The Unicorn Baby
The name of this book might make you think that it is a fantasy novel but it is the opposite.
The Unicorn Baby seeks to debunk parenting myths and to reassure parents that it is perfectly normal for their children not to behave like perfect fantasy fairies.
Roxanne Atkinson is an occupational therapist with a wealth of experience and a special interest in paediatrics.
Citing several examples from her experience, Atkinson shows how parents can develop skewed expectations about children and child-rearing, often due to the overload of conflicting information they are exposed to.
The book provides a sound, practical approach to 10 “unicorn” expectations − such as easy breast-feeding and rigid routines − and uses simple science and relevant anecdotes to illustrate more realistic goals.
The Unicorn Baby is divided into bite-sized chapters which are broken down further into smaller, structured sections for easy reference.
I liked that each chapter is also summarised into point form at the end.
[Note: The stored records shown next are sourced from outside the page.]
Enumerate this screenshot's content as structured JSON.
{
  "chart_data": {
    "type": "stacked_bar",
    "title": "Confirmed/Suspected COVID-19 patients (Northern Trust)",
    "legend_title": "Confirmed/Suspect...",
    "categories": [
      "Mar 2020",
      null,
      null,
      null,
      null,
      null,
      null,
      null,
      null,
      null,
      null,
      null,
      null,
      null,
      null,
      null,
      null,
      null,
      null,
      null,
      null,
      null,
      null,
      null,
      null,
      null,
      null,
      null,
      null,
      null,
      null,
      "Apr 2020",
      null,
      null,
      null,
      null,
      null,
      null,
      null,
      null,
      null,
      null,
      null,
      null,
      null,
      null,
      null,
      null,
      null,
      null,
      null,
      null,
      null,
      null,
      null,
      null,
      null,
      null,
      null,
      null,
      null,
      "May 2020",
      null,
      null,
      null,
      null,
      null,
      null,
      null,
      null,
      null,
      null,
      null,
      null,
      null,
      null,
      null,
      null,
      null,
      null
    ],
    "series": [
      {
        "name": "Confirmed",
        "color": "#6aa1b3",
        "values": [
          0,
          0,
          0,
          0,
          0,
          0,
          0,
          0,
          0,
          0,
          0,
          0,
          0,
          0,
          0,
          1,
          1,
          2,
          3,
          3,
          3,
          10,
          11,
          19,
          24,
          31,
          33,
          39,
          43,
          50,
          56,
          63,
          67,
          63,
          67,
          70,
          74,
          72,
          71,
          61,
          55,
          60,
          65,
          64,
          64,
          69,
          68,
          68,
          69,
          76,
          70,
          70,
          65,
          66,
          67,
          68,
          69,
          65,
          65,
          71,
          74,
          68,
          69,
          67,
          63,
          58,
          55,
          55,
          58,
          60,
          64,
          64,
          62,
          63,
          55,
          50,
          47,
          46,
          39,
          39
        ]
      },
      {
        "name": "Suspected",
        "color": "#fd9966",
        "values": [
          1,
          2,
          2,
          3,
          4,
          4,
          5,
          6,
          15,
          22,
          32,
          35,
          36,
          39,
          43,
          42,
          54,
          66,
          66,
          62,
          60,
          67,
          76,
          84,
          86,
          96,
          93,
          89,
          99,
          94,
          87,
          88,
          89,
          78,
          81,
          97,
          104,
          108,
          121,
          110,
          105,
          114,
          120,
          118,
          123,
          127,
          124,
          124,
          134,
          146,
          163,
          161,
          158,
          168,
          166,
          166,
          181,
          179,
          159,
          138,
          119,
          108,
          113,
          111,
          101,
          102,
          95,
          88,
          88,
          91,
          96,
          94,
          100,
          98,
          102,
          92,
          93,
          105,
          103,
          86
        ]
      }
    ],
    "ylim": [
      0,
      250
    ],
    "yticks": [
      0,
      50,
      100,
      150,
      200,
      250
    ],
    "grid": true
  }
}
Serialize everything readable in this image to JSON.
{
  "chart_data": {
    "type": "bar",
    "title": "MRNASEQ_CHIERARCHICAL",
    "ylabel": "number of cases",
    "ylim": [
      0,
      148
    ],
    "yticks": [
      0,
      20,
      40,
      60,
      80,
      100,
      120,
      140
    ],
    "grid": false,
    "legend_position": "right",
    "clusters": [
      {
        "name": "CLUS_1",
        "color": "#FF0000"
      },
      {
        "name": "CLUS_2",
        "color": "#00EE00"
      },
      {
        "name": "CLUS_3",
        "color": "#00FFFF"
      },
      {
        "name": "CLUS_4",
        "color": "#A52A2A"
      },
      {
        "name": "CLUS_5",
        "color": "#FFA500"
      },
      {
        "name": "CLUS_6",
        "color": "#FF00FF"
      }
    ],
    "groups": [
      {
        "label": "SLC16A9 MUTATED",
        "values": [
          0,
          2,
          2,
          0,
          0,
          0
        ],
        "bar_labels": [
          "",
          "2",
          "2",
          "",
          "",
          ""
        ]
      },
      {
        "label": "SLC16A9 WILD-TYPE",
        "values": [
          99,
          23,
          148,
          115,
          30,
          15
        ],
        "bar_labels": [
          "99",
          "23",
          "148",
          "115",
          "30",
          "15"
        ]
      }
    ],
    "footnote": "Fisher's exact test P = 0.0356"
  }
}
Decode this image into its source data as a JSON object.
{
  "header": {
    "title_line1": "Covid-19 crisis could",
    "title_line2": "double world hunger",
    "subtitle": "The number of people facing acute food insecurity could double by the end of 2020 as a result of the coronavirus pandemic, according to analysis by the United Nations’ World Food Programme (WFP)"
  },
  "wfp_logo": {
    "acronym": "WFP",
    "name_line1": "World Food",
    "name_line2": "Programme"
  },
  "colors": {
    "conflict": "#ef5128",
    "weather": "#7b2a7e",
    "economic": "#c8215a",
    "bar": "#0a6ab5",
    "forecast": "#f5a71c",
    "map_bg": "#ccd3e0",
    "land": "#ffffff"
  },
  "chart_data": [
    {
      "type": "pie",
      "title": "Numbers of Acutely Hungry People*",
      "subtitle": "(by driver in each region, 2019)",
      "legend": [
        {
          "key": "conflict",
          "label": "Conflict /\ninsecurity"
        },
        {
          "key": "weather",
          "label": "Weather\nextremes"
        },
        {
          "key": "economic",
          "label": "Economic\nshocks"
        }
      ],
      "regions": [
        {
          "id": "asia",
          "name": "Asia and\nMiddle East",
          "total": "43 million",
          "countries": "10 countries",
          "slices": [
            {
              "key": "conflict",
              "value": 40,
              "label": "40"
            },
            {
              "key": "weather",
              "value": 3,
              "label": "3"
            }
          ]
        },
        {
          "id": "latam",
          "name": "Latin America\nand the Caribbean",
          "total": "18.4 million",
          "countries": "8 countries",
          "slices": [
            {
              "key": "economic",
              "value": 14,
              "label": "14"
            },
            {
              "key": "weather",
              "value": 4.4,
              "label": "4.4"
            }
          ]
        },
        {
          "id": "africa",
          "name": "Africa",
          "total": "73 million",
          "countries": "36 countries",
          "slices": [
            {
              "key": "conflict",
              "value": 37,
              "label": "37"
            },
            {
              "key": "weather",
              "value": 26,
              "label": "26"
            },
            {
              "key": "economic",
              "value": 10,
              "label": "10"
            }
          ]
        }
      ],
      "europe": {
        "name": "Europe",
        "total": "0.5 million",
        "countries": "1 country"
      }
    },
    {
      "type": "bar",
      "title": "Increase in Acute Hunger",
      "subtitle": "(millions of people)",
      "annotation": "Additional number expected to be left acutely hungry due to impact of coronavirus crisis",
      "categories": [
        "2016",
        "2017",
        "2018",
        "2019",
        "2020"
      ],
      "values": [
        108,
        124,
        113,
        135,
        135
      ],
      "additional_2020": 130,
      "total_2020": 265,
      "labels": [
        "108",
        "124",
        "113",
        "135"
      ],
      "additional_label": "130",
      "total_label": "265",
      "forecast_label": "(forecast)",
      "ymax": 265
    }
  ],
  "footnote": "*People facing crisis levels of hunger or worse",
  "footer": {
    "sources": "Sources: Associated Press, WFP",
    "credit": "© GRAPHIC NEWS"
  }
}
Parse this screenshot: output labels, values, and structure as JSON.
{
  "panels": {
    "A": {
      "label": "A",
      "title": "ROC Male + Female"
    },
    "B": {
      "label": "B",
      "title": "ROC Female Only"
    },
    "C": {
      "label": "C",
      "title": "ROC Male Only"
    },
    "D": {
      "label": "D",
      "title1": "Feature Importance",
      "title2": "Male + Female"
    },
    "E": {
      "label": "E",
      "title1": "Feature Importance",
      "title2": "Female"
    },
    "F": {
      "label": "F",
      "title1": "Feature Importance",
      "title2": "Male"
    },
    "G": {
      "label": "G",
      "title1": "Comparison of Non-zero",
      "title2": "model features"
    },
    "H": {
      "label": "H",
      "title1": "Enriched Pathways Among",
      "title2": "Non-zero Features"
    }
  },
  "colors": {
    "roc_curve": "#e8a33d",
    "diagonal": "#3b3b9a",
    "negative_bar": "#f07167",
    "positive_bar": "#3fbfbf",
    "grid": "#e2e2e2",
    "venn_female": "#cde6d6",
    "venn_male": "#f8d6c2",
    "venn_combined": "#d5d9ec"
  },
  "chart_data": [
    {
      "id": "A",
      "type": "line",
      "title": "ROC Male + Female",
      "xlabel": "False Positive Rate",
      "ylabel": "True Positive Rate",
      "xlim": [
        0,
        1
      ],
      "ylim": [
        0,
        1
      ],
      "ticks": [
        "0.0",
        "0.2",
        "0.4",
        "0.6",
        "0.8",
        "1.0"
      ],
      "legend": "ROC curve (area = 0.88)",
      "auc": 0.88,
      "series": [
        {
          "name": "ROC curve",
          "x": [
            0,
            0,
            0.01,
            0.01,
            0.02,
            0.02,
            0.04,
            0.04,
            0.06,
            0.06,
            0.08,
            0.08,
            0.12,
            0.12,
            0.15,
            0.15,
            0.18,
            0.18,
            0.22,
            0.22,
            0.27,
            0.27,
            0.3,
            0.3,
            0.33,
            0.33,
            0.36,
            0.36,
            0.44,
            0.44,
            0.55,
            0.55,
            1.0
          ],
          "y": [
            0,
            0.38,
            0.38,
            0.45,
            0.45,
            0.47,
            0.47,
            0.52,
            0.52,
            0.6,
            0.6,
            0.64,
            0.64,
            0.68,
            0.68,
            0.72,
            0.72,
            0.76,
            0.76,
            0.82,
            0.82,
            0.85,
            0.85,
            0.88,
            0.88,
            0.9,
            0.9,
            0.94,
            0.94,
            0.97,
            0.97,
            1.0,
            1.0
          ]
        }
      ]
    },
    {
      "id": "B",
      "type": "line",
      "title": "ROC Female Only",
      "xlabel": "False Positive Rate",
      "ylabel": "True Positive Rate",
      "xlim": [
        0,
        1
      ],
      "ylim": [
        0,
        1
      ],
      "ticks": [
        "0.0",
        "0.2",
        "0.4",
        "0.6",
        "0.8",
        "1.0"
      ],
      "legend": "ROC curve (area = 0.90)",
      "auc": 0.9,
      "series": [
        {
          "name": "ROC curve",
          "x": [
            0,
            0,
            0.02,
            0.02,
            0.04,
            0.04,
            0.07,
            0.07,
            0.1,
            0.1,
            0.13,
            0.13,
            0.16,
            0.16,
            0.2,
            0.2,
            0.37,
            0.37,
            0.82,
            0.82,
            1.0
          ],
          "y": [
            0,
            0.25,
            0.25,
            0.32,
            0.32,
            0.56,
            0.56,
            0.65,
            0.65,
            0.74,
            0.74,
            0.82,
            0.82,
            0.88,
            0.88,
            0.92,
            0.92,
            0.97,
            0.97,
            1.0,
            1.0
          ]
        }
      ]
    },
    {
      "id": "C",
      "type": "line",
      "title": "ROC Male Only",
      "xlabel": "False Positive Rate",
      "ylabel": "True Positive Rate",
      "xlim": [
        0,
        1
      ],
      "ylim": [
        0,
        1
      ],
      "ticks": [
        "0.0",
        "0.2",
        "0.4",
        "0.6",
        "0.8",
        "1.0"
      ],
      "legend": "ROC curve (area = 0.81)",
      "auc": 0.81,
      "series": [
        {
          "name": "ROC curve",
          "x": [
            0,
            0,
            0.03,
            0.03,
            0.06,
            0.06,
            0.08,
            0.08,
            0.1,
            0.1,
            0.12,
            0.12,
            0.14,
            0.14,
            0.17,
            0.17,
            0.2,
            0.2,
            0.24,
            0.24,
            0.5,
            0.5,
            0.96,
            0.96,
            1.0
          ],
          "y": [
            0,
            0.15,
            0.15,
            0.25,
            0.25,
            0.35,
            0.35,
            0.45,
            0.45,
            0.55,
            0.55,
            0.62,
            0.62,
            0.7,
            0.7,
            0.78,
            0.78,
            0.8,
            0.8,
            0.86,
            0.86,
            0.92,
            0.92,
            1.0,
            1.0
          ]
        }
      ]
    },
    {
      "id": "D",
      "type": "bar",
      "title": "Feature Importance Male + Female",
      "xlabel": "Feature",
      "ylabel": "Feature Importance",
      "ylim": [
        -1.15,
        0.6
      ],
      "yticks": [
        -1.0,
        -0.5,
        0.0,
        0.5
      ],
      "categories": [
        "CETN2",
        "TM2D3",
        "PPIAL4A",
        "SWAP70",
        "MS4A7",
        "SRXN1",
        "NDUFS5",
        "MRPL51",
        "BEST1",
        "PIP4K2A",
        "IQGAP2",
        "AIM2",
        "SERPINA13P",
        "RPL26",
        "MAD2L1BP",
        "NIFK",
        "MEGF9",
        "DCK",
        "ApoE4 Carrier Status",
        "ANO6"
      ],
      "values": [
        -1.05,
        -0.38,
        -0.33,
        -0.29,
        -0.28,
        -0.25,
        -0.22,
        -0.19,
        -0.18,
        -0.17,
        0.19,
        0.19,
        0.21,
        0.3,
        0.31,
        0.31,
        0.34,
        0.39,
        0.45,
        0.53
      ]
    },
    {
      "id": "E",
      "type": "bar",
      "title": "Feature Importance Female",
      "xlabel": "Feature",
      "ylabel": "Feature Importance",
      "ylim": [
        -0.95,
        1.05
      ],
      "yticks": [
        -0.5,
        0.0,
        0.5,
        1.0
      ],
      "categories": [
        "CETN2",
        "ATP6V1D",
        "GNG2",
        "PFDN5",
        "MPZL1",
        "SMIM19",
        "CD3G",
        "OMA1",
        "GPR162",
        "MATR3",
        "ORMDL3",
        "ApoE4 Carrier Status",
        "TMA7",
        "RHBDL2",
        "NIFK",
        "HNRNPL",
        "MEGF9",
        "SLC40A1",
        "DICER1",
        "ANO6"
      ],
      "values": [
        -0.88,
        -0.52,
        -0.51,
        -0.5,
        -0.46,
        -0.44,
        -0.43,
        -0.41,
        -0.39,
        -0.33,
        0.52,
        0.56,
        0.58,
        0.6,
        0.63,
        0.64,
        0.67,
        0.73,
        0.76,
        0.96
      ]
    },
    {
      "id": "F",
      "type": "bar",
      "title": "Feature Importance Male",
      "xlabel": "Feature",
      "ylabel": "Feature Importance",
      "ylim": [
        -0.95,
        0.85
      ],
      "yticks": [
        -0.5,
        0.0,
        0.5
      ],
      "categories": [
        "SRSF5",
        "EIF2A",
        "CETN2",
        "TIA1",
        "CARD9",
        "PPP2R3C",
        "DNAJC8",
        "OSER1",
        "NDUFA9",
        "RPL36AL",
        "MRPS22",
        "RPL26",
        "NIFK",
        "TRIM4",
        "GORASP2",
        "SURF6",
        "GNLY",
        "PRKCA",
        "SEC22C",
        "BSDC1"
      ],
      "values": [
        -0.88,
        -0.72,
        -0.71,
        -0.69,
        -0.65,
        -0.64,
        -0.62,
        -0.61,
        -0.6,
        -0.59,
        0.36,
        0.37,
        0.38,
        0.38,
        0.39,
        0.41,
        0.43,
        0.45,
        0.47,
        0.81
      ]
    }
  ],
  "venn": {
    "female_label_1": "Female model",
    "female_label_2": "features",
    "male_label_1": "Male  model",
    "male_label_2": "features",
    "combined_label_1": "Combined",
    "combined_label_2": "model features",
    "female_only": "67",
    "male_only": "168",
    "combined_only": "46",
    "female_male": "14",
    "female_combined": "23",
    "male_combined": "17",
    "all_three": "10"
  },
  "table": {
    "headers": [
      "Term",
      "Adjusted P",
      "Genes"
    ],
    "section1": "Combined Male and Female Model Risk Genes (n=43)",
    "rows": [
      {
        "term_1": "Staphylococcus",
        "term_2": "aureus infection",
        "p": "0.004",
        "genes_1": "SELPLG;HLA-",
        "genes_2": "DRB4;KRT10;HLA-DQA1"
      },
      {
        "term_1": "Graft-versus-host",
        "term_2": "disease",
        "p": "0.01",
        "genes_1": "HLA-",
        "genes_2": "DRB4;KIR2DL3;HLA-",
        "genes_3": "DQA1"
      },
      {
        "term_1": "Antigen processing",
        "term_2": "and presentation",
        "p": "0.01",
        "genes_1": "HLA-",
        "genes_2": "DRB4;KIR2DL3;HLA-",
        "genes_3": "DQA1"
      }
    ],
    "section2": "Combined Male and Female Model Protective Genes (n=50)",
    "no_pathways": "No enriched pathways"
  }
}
This makes it ideal for new parents who don’t have time to reread whole chapters but need bits of relevant information to dip into quickly in a crunch.
I enjoyed some of the author’s personal anecdotes, like her description of what she’d hoped would be a simple morning walk but ended up being a pile of poo-soaked laundry instead.
These anecdotes rooted the book into relatable practicalities.
It also gives good concrete facts about babies’ brain growth, how this affects their behaviour and what parents can do to help their babies have healthy development.
To quote the book’s promo: “Acknowledging that every baby is unique, this book helps new parents navigate the first year of their baby’s life with their sanity – and sense of humour – intact.”